Mamy w Polsce takie piekne lagodne gory, az zal nie sprobowac. Ja czekam na opowiesci ze szlaku
Kasia :) - Pią 23 Sty, 2009 09:25
uwielbiam piesze wędrówki - tylko ja i moje psy,
swego czasu 10-cio, czy nawet 15-to kilometrowy spacerek to było dla naszej "czwórki" nic :cool: , codzienne spacerki szybszym krokiem z domu na Pola Mokotowskie i z powrotem (ok. 10 km), a kiedy jeszcze miałam tylko dużego i jedną miniaturę - rowerem, czy latem - wielokilometrowe wycieczki po "bezkresnych łąkach" w okolicach Pomiechówka nad Narwią, czy plażą... echhh....
i choć odkąd wpadłam w wir dziecko - praca - dom, mam coraz mniej czasu, to zaczęłam się zastanawiać nad tym tematem... bo qrcze... brak mi tego...

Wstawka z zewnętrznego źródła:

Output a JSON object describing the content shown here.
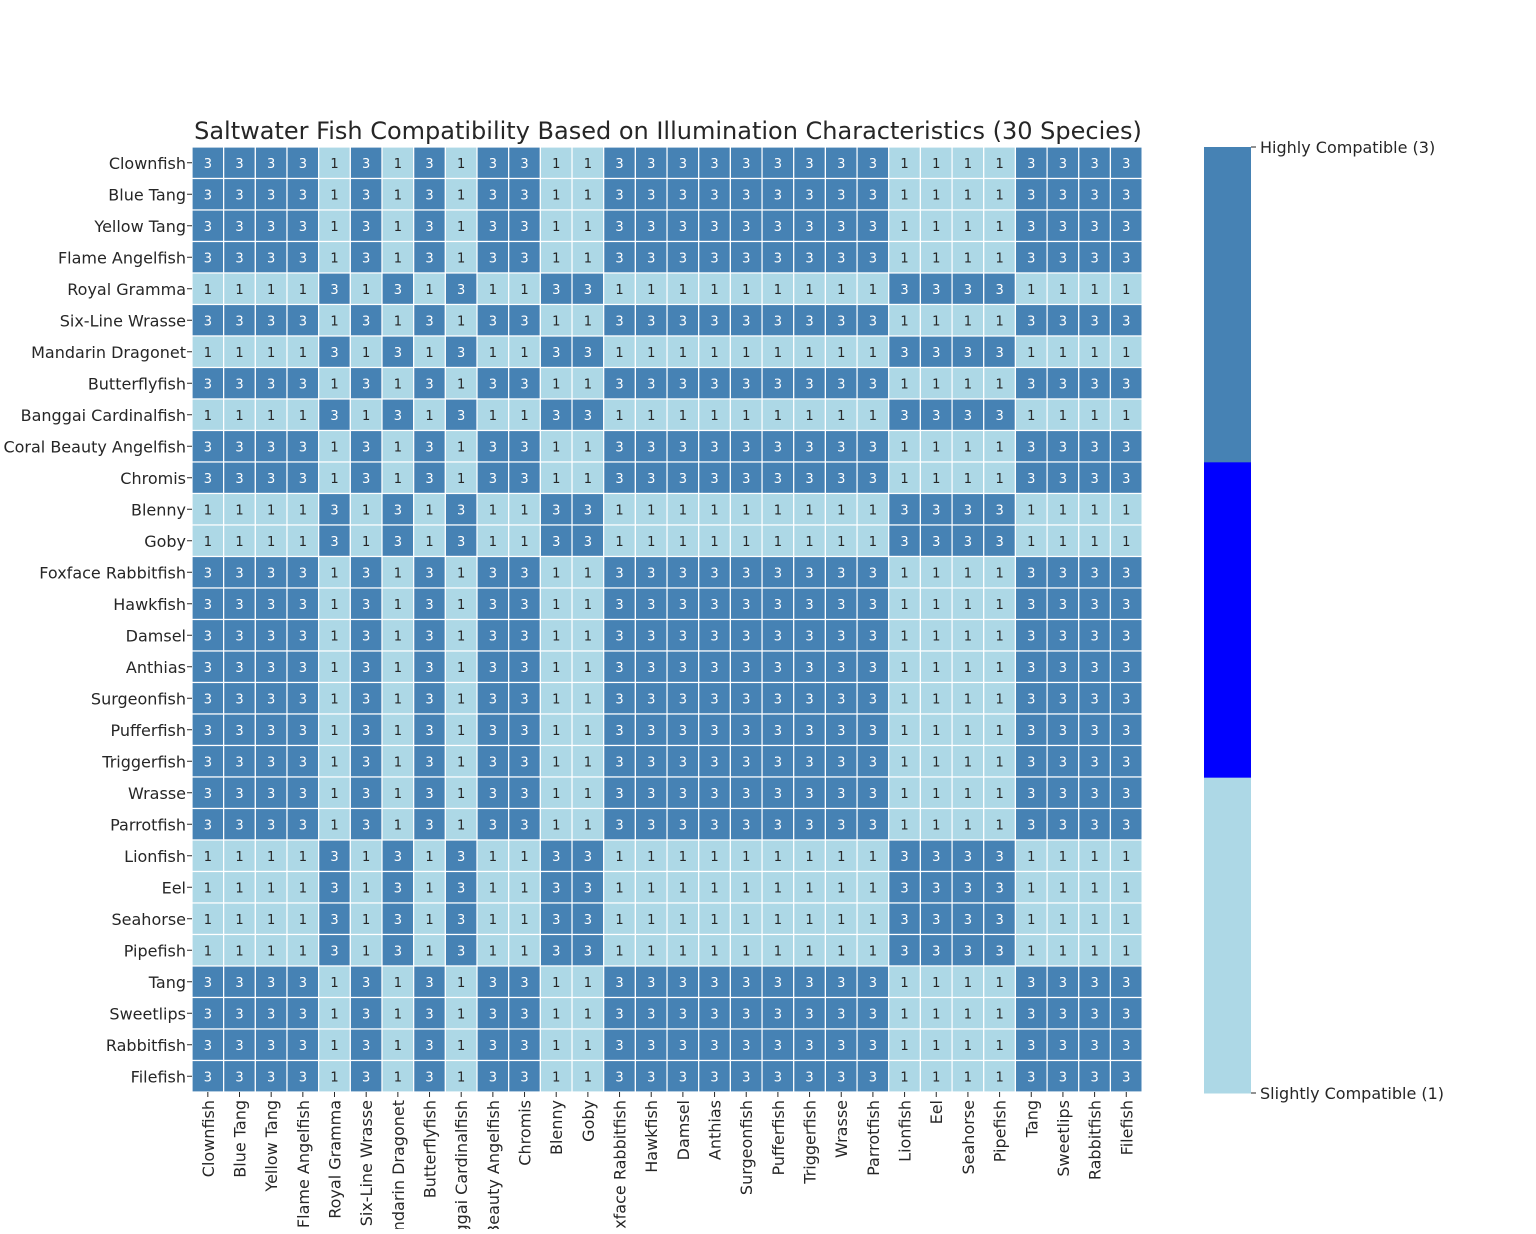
{
  "chart_data": {
    "type": "heatmap",
    "title": "Saltwater Fish Compatibility Based on Illumination Characteristics (30 Species)",
    "species": [
      "Clownfish",
      "Blue Tang",
      "Yellow Tang",
      "Flame Angelfish",
      "Royal Gramma",
      "Six-Line Wrasse",
      "Mandarin Dragonet",
      "Butterflyfish",
      "Banggai Cardinalfish",
      "Coral Beauty Angelfish",
      "Chromis",
      "Blenny",
      "Goby",
      "Foxface Rabbitfish",
      "Hawkfish",
      "Damsel",
      "Anthias",
      "Surgeonfish",
      "Pufferfish",
      "Triggerfish",
      "Wrasse",
      "Parrotfish",
      "Lionfish",
      "Eel",
      "Seahorse",
      "Pipefish",
      "Tang",
      "Sweetlips",
      "Rabbitfish",
      "Filefish"
    ],
    "group_pattern": [
      1,
      1,
      1,
      1,
      0,
      1,
      0,
      1,
      0,
      1,
      1,
      0,
      0,
      1,
      1,
      1,
      1,
      1,
      1,
      1,
      1,
      1,
      0,
      0,
      0,
      0,
      1,
      1,
      1,
      1
    ],
    "rule": "value = 3 when row and column species share the same group, otherwise 1",
    "colorbar": {
      "top_label": "Highly Compatible (3)",
      "bottom_label": "Slightly Compatible (1)",
      "min": 1,
      "max": 3
    },
    "colors": {
      "value_3": "#4682b4",
      "value_2": "#0000ff",
      "value_1": "#add8e6",
      "grid_line": "#ffffff",
      "text_on_3": "#ffffff",
      "text_on_1": "#262626"
    }
  }
}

Asia i Marek napisał/a: | Ja bym odpadla chyba przed Baska z moimi kolankami. |
hihihi, przed moimi kolankami to już nawet profesorom ręce opadają, a po kolejnych wizytach u chirurgów włos mi dęba staje na głowie, ale jak mi już opadnie to stwierdzam, że mam to w nosie i póki co korzystam, że system jeszcze działa :wink: a pomysł "dogtrekkingu" coraz bardziej mi się podoba!